The cerebellar hemispheres were disrupted by a large volume intracerebellar haematoma that had perforated into the subdural and subarachnoid spaces. Small bruises on the ventral surface of the left frontal brain lobe and the anterior tip of the left middle brain lobe are consistent with contracoup injury sustained in a fall backwards with the impact on the back of the head.”

  1. Dr Ritchey also noted TS had advanced liver disease/cirrhosis consistent with a history of chronic alcohol abuse. In addition there was a calloused healing 5th rib fracture consistent with a previous fall or falls. In Dr Ritchey’s opinion the cause of death was traumatic closed head injury likely sustained in a fall from a standing height.

Significant contributing factors to her death were chronic alcoholism and alcohol associated cirrhosis.

  1. Toxicological analysis by the forensic scientist, Neil McLachlan-Troup, determined a highly elevated alcohol concentration and a greater than therapeutic concentration of guaiphenesin in TS’ blood. The alcohol concentration was .230 g of alcohol in 100 mL of blood which is a high reading at just over 4 ½ times the statutory limit for drinkdriving offences. At .05 grams of alcohol in 100 mL of blood it has been scientifically established that impairment of a driver’s vision, perception, judgement, co-ordination and reaction time commences. At higher concentrations there is a loss of critical judgement, incoordination, reduced perception and awareness, impaired balance, a decrease in activity including sedation and sleep, nausea and vomiting, reduced responsiveness and decreased intellectual performance.

28. I accept the opinions set out in paragraphs 25 through to 27.

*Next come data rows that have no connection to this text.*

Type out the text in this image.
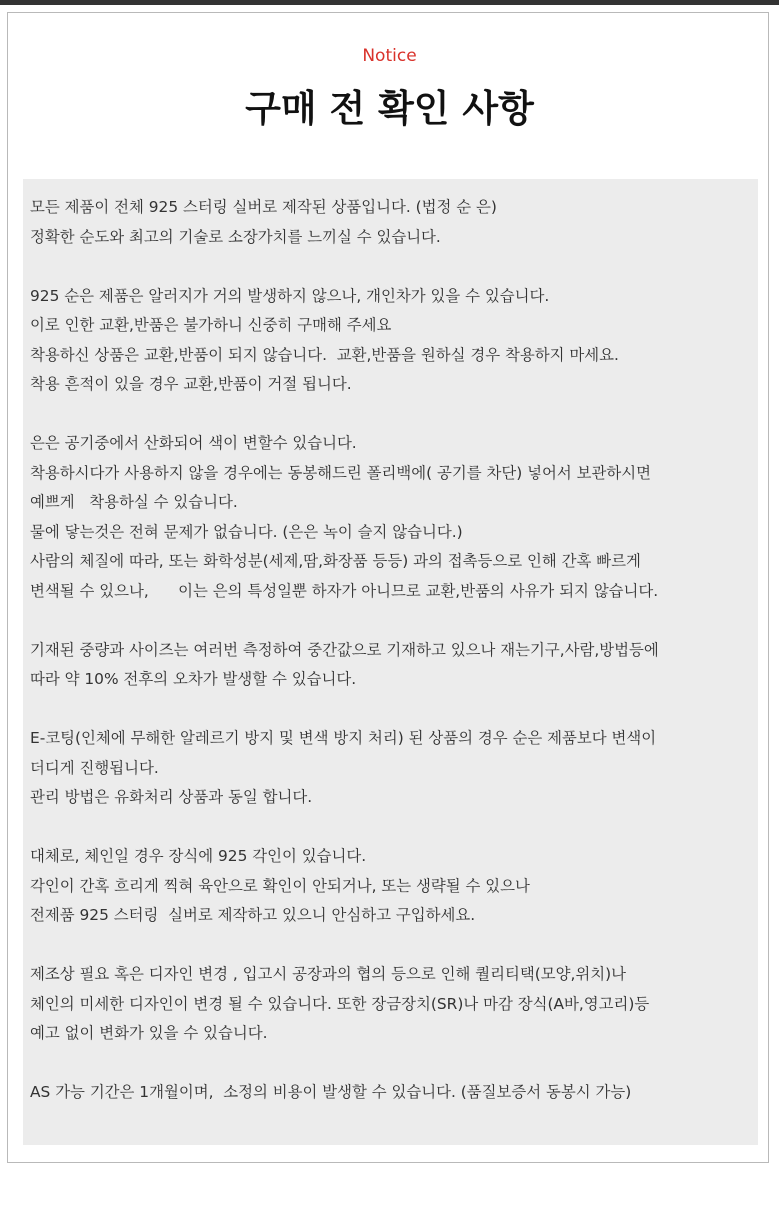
Notice
구매 전 확인 사항
모든 제품이 전체 925 스터링 실버로 제작된 상품입니다. (법정 순 은)
정확한 순도와 최고의 기술로 소장가치를 느끼실 수 있습니다.
925 순은 제품은 알러지가 거의 발생하지 않으나, 개인차가 있을 수 있습니다.
이로 인한 교환,반품은 불가하니 신중히 구매해 주세요
착용하신 상품은 교환,반품이 되지 않습니다.  교환,반품을 원하실 경우 착용하지 마세요.
착용 흔적이 있을 경우 교환,반품이 거절 됩니다.
은은 공기중에서 산화되어 색이 변할수 있습니다.
착용하시다가 사용하지 않을 경우에는 동봉해드린 폴리백에( 공기를 차단) 넣어서 보관하시면
예쁘게   착용하실 수 있습니다.
물에 닿는것은 전혀 문제가 없습니다. (은은 녹이 슬지 않습니다.)
사람의 체질에 따라, 또는 화학성분(세제,땀,화장품 등등) 과의 접촉등으로 인해 간혹 빠르게
변색될 수 있으나,      이는 은의 특성일뿐 하자가 아니므로 교환,반품의 사유가 되지 않습니다.
기재된 중량과 사이즈는 여러번 측정하여 중간값으로 기재하고 있으나 재는기구,사람,방법등에
따라 약 10% 전후의 오차가 발생할 수 있습니다.
E-코팅(인체에 무해한 알레르기 방지 및 변색 방지 처리) 된 상품의 경우 순은 제품보다 변색이
더디게 진행됩니다.
관리 방법은 유화처리 상품과 동일 합니다.
대체로, 체인일 경우 장식에 925 각인이 있습니다.
각인이 간혹 흐리게 찍혀 육안으로 확인이 안되거나, 또는 생략될 수 있으나
전제품 925 스터링  실버로 제작하고 있으니 안심하고 구입하세요.
제조상 필요 혹은 디자인 변경 , 입고시 공장과의 협의 등으로 인해 퀄리티택(모양,위치)나
체인의 미세한 디자인이 변경 될 수 있습니다. 또한 장금장치(SR)나 마감 장식(A바,영고리)등
예고 없이 변화가 있을 수 있습니다.
AS 가능 기간은 1개월이며,  소정의 비용이 발생할 수 있습니다. (품질보증서 동봉시 가능)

Comments and Recommendations

  1. Given Dr Ritchey’s opinion and TS’ medical history which is set out above I am satisfied the TS fell backwards from a standing position and suffered a head injury prior to her death. Because the fall was unwitnessed it is not possible to say with any precision when the fall occurred but it is likely it occurred sometime after she spoke to her brother, JC, on her return home on the evening of the 26 April 2019. Whether this meeting between the 2 of them occurred prior to TS visiting her mother at 11.00pm or after that time cannot be, due to the state of the evidence, positively determined. The fall has however occurred prior to her retiring to bed. Further, DN says she noticed a shawl, she had placed around her daughter’s shoulders that evening

in the lounge room, was lying on the floor outside her bedroom. She noticed the shawl because she “tripped on it myself.” Again whether this was the cause of any fall cannot be determined. There are a number of potential causes for the fall including of course the high concentration of alcohol in TS’ blood.

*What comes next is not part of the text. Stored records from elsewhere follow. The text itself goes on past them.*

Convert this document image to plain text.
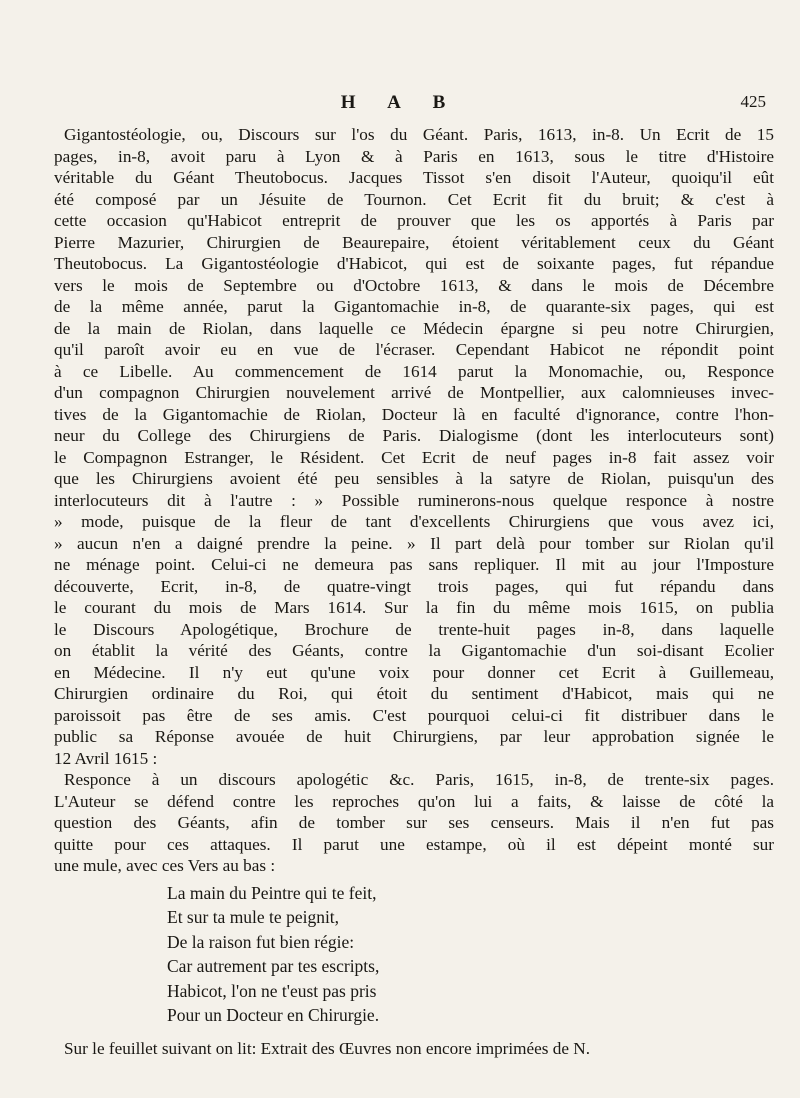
H A B	425
Gigantostéologie, ou, Discours sur l'os du Géant. Paris, 1613, in-8. Un Ecrit de 15
pages, in-8, avoit paru à Lyon & à Paris en 1613, sous le titre d'Histoire
véritable du Géant Theutobocus. Jacques Tissot s'en disoit l'Auteur, quoiqu'il eût
été composé par un Jésuite de Tournon. Cet Ecrit fit du bruit; & c'est à
cette occasion qu'Habicot entreprit de prouver que les os apportés à Paris par
Pierre Mazurier, Chirurgien de Beaurepaire, étoient véritablement ceux du Géant
Theutobocus. La Gigantostéologie d'Habicot, qui est de soixante pages, fut répandue
vers le mois de Septembre ou d'Octobre 1613, & dans le mois de Décembre
de la même année, parut la Gigantomachie in-8, de quarante-six pages, qui est
de la main de Riolan, dans laquelle ce Médecin épargne si peu notre Chirurgien,
qu'il paroît avoir eu en vue de l'écraser. Cependant Habicot ne répondit point
à ce Libelle. Au commencement de 1614 parut la Monomachie, ou, Responce
d'un compagnon Chirurgien nouvelement arrivé de Montpellier, aux calomnieuses invec-
tives de la Gigantomachie de Riolan, Docteur là en faculté d'ignorance, contre l'hon-
neur du College des Chirurgiens de Paris. Dialogisme (dont les interlocuteurs sont)
le Compagnon Estranger, le Résident. Cet Ecrit de neuf pages in-8 fait assez voir
que les Chirurgiens avoient été peu sensibles à la satyre de Riolan, puisqu'un des
interlocuteurs dit à l'autre : » Possible ruminerons-nous quelque responce à nostre
» mode, puisque de la fleur de tant d'excellents Chirurgiens que vous avez ici,
» aucun n'en a daigné prendre la peine. » Il part delà pour tomber sur Riolan qu'il
ne ménage point. Celui-ci ne demeura pas sans repliquer. Il mit au jour l'Imposture
découverte, Ecrit, in-8, de quatre-vingt trois pages, qui fut répandu dans
le courant du mois de Mars 1614. Sur la fin du même mois 1615, on publia
le Discours Apologétique, Brochure de trente-huit pages in-8, dans laquelle
on établit la vérité des Géants, contre la Gigantomachie d'un soi-disant Ecolier
en Médecine. Il n'y eut qu'une voix pour donner cet Ecrit à Guillemeau,
Chirurgien ordinaire du Roi, qui étoit du sentiment d'Habicot, mais qui ne
paroissoit pas être de ses amis. C'est pourquoi celui-ci fit distribuer dans le
public sa Réponse avouée de huit Chirurgiens, par leur approbation signée le
12 Avril 1615 :
Responce à un discours apologétic &c. Paris, 1615, in-8, de trente-six pages.
L'Auteur se défend contre les reproches qu'on lui a faits, & laisse de côté la
question des Géants, afin de tomber sur ses censeurs. Mais il n'en fut pas
quitte pour ces attaques. Il parut une estampe, où il est dépeint monté sur
une mule, avec ces Vers au bas :
La main du Peintre qui te feit,
Et sur ta mule te peignit,
De la raison fut bien régie:
Car autrement par tes escripts,
Habicot, l'on ne t'eust pas pris
Pour un Docteur en Chirurgie.
Sur le feuillet suivant on lit: Extrait des Œuvres non encore imprimées de N.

  1. The circumstances of TS’ death are not such as to require me to make any comments or recommendations pursuant to Section 28 of the Coroners Act 1995.

  2. I extend my appreciation to investigating officer Constable Matthew Reardon for his thorough investigation and report.

32. I convey my sincere condolences to the family and loved ones of TS.

Dated: 27 May 2022 at Hobart Coroners Court in the State of Tasmania.